(dissenting).
The majority hold that Art. 1,141, V.A. C.C.P., created a new accusatory pleading, the “felony information” which need not comport with the traditional requisites of Art. 21.22, V.A.C.C.P., that “no information shall be presented until affidavit has been made by some credible person charging the defendant with an offense.” I disagree.
The language of Art. 1.141, supra, merely states that the prosecution shall be by “information,” without further definition or explanation. In Chapter 21 of the 1965 Code of Criminal Procedure, there is a detailed scheme of rules relating to and regulating indictments and informations, and specifying the respective requisites of each. These rules have been a basic element of our criminal procedure for years and it is safe to assume that the Legislature was aware of them when it enacted Art. 1.141, supra. Yet, the Legislature did not further clarify the meaning of the term “information.” To assume, as the majority have *283done, from this lack of specificity, that the Legislature intended to negate, in those cases in which indictment is waived, the requirement that no information shall be presented until it is supported by a complaint, would be to usurp the powers of the Legislature. See Thomas v. State, 129 Tex.Cr.R. 628, 91 S.W.2d 716, 718 (1935) wherein it was held:
“A matter not included within a penal statute should not by judicial construction be read into it because in so doing the judiciary would usurp the functions of the Legislature. The legislative intent should be ascertained from the words of the act itself.” (Emphasis added)

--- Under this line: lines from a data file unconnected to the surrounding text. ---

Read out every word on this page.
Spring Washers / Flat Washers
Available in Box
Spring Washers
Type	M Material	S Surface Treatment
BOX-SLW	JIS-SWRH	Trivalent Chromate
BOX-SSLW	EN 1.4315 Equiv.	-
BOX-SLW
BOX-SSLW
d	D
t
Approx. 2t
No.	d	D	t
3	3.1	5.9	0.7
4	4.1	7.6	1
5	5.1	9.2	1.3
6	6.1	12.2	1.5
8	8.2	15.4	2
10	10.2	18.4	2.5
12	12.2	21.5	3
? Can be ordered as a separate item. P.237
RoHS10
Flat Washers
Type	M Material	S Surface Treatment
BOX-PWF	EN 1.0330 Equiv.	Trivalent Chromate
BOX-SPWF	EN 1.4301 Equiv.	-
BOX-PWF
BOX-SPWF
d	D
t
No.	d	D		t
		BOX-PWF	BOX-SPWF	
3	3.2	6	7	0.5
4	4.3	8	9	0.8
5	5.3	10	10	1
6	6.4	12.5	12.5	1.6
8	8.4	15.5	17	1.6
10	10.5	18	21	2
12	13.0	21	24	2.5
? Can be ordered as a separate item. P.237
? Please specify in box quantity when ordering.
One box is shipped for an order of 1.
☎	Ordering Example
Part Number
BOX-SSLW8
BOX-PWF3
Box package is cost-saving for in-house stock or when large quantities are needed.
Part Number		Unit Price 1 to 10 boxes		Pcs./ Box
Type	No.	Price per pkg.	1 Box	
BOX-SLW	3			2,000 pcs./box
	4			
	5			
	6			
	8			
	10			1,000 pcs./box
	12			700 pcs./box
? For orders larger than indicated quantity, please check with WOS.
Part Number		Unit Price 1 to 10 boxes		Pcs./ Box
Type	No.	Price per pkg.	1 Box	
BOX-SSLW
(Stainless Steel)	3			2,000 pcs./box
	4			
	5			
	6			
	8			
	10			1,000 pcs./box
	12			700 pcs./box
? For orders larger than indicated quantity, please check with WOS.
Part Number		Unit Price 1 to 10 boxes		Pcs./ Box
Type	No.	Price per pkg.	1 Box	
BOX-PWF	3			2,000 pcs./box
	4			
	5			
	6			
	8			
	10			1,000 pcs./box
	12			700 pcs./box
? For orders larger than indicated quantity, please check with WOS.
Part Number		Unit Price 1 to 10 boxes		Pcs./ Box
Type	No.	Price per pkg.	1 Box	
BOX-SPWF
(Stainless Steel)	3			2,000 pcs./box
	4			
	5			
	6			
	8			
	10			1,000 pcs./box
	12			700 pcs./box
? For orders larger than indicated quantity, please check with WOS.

From the few words of the Act in question here, it is more logical to conclude that it was the legislative intent that the term “information” in Art. 1.141, supra, be read in its ordinary sense, that is, as it is used and defined in the Code of Criminal Procedure.1 In this respect, Art. 1.141, supra, fits more reasonably within our existing statutory scheme. This construction requires the least assumption on this Court’s part of what the Legislature intended, comports with the existing procedural rules regarding our accusatory pleadings, and advances the purposes which Art. 1.141,supra, was intended to promote.2 It is indeed a strained construction from the bare language of the statute that the Legislature intended to alter the traditional concept of the information. Had this in fact been the case, additional language specifying the manner in which the felony information differed from the traditional information would, no doubt, have been included.
In King v. State, 473 S.W.2d 43 (Tex.Cr.App.1971), this Court clearly assumed that the term “information” as used in Art. 1.141,supra, was used in its ordinary sense, for we said at p. 50:
“Even if an individual represented by counsel waives an indictment in a non-capital case in accordance with Article 1.141,supra, the prosecuting attorney need not, if he feels that the public interest or public policy is involved, file a complaint and information.” (Emphasis added)
This also appears to have been the case in Harris v. State, 499 S.W.2d 139 (Tex.Cr.App.1973). There the accused waived indictment and was prosecuted by information, supported by a complaint. On appeal, he raised objections to the validity of the complaint, which this Court considered and discussed. Such a discussion must, of necessity, have been predicated on the assumption that the complaint was a requisite to the validity of the information, otherwise there was no reason to dispose of the contention. Had the complaint been deemed unnecessary, the appellant’s contention would have been moot at best.
The majority rely on Article V, Section 17, of the Constitution of Texas for the proposition that a complaint in a misdemeanor prosecution in County Court is not constitutionally required and it is only by our procedural rules that a complaint is necessary for a valid information. While this may be correct, it does not necessarily follow that Art. 1.141, supra, in and of itself, creates a new form of accusatory pleading without specifically so providing. I am unable to subscribe to the holding of the majority and would construe Art. 1.-141, supra, in accordance with the existing statutory scheme which requires a complaint be made before an information issue.
I dissent to the affirmance of the instant case.
ONION, P. J., joins this dissent.. Art. 3.01, Y.A.O.C.P., provides:
“All words, phrases and terms used in this Code are to be taken and understood in their usual acceptation in common language, except where specially defined.”
. See “Note — A New Waiver in Texas Criminal Procedure,” 24 Baylor L.Rev. 636 (1972).